The real estate analytics firm released a Foreclosure Market Report Monday, saying home prices are rising in many metro areas while foreclosure prices are starting to bottom out, creating some price stability.
“The fact that we are seeing a combination of rising home prices and a bottoming out of foreclosure prices is a very good sign the housing recovery is taking hold,” said Dr. Yangling Mayer, FNC Senior Research Economist. “This is the very first time in the long housing recession that the two are happening at the same time.”
By the fourth quarter of 2012, the average foreclosure discount, which is a comparison between a foreclosed home’s market value and its final sales price, had dropped to 12.2%, compared to 25% during the peak of the downturn.
Single-family REO and foreclosure sales made up 18.1% of the market in the fourth quarter of 2012, down from 26.5% in the first quarter of the same year, FNC said.

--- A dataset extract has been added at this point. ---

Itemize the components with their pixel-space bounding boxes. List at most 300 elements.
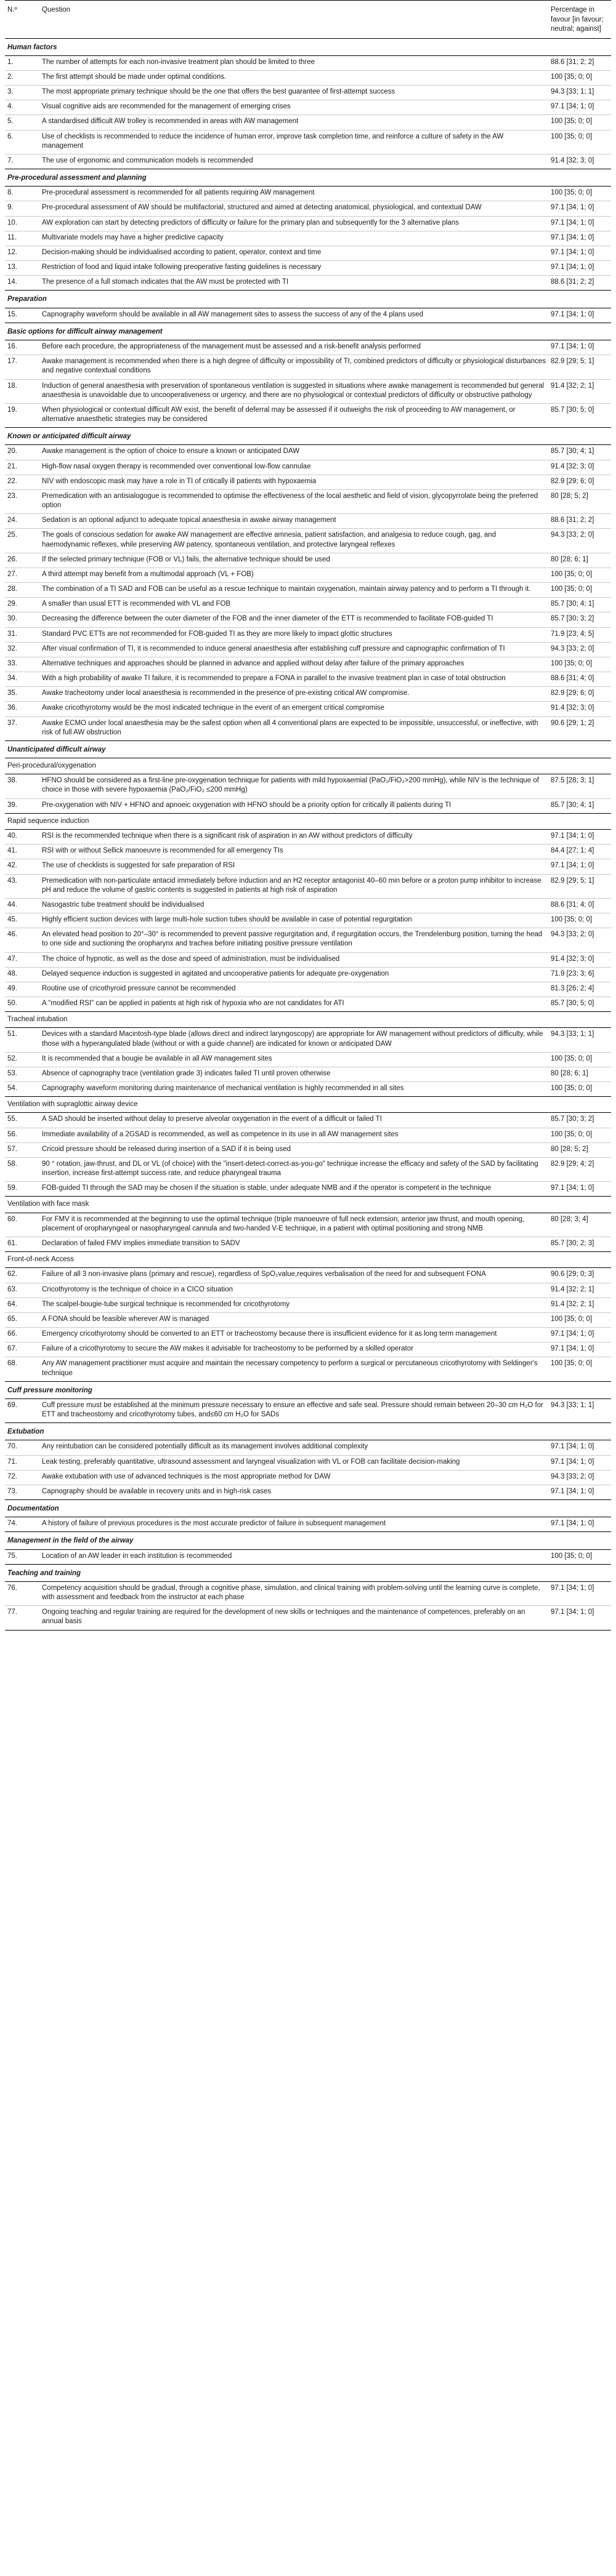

In addition, the median foreclosure price stands at $93,000, while the median price for a non-distressed sale is hovering at $183,500, according to FNC.
Price discounts are still more dramatic at the lower end of the housing market, with discounts of roughly 18.4% for low-tier properties in the latest FNC report.
Michigan remains foreclosure dominant, with 56% of homes sold in the fourth quarter of 2012 classified as foreclosure sales.
The hardest hit states of Arizona (14.3%), California (19.8%), Florida (20.5%) and Nevada (13%) maintain foreclosure sale rates of roughly 13% to 20.5%, with Florida recording the most distressed property sales.
FNC notes that the Midwest cities of Detroit, Chicago, Cleveland and St. Louis still have the largest concentration of foreclosure sales overall.